Ce qui frappe en découvrant le travail d'Eléonore Didier, c'est l'immobilité récurrente qui traverse tout le spectacle et en forme une véritable ponctuation. Chaque séquence de mouvements que l'on n'ose appeler chorégraphie se termine par une séquence d'immobilité que l'on ose comparer à une séance de pose devant un appareil photo. C'est donc une danse paradoxale à laquelle nous assistons car les plus beaux moments sont ceux où nous admirons une image figée un peu comme devant un tableau ou une photographie. Peu importe l'histoire que tente de nous raconter Eléonore Didier, c'est la beauté des images qui restent gravée dans nos mémoires. Les plus réussies sont à ce titre celles de la seconde partie du spectacle où l'artiste évolue sur, sous, au bord de, autour de, à côté d'une chaise et d'une table.
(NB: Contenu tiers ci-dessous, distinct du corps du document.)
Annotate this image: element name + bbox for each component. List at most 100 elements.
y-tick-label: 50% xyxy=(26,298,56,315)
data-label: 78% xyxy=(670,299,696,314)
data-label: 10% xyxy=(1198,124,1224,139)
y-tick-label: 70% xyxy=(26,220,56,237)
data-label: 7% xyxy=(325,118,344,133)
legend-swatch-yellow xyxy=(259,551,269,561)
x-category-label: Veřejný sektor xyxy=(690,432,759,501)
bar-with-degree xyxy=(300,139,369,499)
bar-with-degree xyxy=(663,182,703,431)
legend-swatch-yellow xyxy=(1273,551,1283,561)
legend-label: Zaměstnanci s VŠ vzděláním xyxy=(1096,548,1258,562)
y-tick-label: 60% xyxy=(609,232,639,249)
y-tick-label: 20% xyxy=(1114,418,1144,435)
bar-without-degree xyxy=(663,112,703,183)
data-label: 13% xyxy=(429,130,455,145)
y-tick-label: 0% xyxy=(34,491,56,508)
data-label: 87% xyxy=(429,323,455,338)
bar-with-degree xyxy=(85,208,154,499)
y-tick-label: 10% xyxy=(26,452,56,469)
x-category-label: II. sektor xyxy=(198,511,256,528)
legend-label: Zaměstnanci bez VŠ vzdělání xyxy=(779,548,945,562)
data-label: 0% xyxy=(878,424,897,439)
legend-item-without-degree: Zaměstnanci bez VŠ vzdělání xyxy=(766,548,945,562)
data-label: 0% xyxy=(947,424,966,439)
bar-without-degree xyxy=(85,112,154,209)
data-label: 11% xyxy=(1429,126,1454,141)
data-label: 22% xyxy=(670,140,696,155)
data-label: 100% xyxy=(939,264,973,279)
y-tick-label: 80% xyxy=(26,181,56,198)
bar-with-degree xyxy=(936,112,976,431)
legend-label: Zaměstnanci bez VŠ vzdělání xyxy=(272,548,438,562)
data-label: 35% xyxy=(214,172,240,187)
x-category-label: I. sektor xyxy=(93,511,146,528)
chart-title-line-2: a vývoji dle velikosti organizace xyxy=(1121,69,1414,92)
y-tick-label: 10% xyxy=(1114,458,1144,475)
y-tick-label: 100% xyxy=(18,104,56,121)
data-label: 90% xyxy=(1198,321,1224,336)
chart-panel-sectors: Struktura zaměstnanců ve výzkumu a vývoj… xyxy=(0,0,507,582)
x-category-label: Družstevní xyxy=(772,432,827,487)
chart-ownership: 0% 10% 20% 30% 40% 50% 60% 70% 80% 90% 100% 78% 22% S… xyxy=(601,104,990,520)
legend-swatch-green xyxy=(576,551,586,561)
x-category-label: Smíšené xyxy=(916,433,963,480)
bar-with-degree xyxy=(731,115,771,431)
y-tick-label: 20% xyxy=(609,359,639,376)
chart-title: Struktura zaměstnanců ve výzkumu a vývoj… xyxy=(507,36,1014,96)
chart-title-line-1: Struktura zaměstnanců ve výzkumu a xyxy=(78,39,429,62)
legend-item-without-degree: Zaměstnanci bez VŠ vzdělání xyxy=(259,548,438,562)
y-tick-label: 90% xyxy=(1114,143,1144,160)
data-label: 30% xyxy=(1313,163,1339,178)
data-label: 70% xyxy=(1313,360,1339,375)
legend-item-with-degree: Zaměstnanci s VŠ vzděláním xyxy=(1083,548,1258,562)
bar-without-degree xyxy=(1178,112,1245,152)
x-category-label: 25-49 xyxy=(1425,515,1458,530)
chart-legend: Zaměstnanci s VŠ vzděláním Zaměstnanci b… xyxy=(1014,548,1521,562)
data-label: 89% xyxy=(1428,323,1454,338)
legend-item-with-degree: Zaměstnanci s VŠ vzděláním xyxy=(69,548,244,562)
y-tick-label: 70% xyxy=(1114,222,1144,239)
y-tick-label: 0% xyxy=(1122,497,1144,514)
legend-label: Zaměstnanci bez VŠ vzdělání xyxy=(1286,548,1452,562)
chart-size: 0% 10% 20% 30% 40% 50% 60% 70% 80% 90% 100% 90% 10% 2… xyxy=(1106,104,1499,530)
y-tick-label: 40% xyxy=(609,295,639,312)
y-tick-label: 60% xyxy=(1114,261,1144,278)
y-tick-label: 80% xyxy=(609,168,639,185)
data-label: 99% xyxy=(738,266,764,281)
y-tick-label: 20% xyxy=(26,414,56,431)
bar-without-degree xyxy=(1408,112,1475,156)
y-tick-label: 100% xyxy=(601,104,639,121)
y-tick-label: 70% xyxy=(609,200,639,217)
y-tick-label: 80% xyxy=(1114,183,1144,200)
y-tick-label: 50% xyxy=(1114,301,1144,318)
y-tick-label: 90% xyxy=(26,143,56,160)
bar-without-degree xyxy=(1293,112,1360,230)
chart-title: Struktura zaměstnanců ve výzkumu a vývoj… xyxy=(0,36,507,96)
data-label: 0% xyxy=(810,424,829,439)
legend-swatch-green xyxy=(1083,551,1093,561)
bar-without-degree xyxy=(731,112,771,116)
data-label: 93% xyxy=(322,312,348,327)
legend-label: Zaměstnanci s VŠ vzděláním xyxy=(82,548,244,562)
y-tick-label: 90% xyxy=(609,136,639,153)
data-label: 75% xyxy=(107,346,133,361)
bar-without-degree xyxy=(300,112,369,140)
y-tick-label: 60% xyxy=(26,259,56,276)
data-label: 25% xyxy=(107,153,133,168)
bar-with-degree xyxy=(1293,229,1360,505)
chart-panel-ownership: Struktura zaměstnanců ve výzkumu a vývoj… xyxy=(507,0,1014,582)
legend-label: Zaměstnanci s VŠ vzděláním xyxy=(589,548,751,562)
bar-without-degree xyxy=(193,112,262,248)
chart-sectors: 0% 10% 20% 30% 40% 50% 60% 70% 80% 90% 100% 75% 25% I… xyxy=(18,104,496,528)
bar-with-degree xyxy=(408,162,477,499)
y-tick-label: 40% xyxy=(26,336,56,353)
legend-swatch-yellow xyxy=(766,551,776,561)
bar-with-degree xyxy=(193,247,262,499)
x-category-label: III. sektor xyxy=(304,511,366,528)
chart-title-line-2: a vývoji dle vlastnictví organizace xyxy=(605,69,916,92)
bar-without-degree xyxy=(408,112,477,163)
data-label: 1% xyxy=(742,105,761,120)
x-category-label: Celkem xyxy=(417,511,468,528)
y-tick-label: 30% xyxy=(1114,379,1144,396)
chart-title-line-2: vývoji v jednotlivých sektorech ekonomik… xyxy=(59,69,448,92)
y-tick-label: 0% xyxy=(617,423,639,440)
A l'extrémité de celle-ci, la présence d'un homme assis immobile apparaît obsédante, comme celle d'un homme-objet posé dans un décor de nature morte , sans la nature, comme le signe d'une dimension quasi métaphysique du spectacle (Etre et Temps...), comme un exemple de manifestation solide des pensées d'Eléonore Didier pour reprendre ses propres termes.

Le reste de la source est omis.